In the interest of keeping up with the need for technology in classrooms, the Rocklin Unified School District may spend $1.5 million over the next five years to implement wireless Internet across its campuses.
After hearing a tentative installment plan for the new technology during March’s regular board meeting, the district’s board of trustees gave Deputy Superintendent Todd Cutler and Chief Technology Officer Steve Mate the go-ahead to continue preparing as if the board had committed to the project. However, the board has months to decide if it will officially approve the plan before passing the 2013-2014 budget.
If the project moves forward as expected, the district will spend about $300,000 a year over the next five years, including a new staff member plus upgraded equipment and bandwidth, to phase in 723 strategically placed access points.
Cutler said the district cannot yet facilitate the kind of online testing that will be required by 2016, and the need for wireless Internet capacity will only get more urgent year by year.
Superintendent Kevin Brown said the board would need to weigh its many priorities before making a final decision.
“One of the challenges that we haven’t really been able to overcome yet is, what is the state funding model for next year?” he said. “Obviously, Wi-Fi is a top priority for the board, but keep in mind also that over the last three or four years we’ve cut $4 million out of our budget. There were a lot of priorities there, too, whether it was counseling, music and so forth. We need to come back here and take some action on what you want in the budget next year. We’ll build the budget according to what your direction is at that time.”
Responding to whether the board was comfortable with the direction of the plan so far, board members expressed varying degrees of approval.

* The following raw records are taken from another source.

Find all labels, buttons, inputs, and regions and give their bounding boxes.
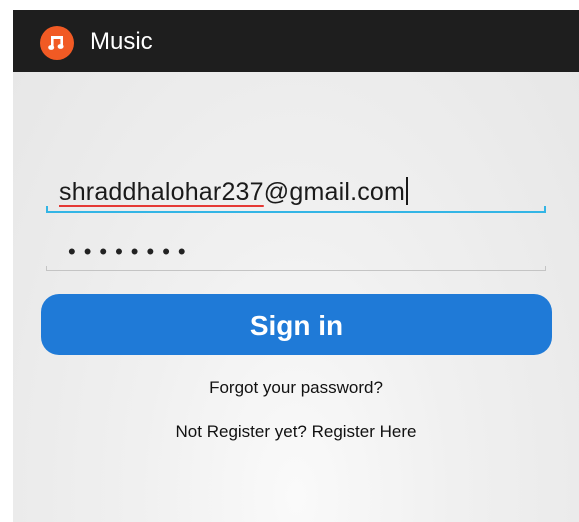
forgot-password-link[interactable]: Forgot your password? (13, 377, 579, 399)
action-bar: Music (13, 10, 579, 72)
app-title: Music (90, 28, 153, 55)
music-note-icon (40, 26, 74, 60)
email-value[interactable]: shraddhalohar237@gmail.com (59, 175, 409, 209)
email-field[interactable]: shraddhalohar237@gmail.com (46, 173, 546, 213)
app-screen: Music shraddhalohar237@gmail.com •••••••… (13, 10, 579, 522)
password-field-right-cap (545, 266, 546, 271)
email-misspelled-part: shraddhalohar237 (59, 178, 264, 206)
password-field-left-cap (46, 266, 47, 271)
password-masked-value[interactable]: •••••••• (68, 241, 194, 263)
password-field-underline (46, 270, 546, 271)
email-field-left-cap (46, 206, 48, 213)
text-cursor (406, 177, 409, 206)
email-field-underline (46, 211, 546, 213)
email-field-right-cap (544, 206, 546, 213)
password-field[interactable]: •••••••• (46, 231, 546, 271)
sign-in-button[interactable]: Sign in (41, 294, 552, 355)
register-link[interactable]: Not Register yet? Register Here (13, 421, 579, 443)
email-domain-part: @gmail.com (263, 178, 406, 206)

Vice President Steve Paul supported the idea, but qualified his response with concerns about state funding.
“That’s a lot of money, and who knows what’s going to happen down the road?” he said.
Board Clerk Greg Daley assured Paul that because the plan involved different phases each year, it could be only partially completed and not require the full $1.5 million investment if the district could not afford it.
President Todd Lowell said the district expects about $400 million in general fund expenditures over the next five years and should be able to find $1.5 million if need be. Board Member Camille Maben agreed.
“It is a lot of money,” she said. “But again, in the scheme of things, with what it can afford our students and our staff to do, I think we have to look at and figure out how it’s going to happen.”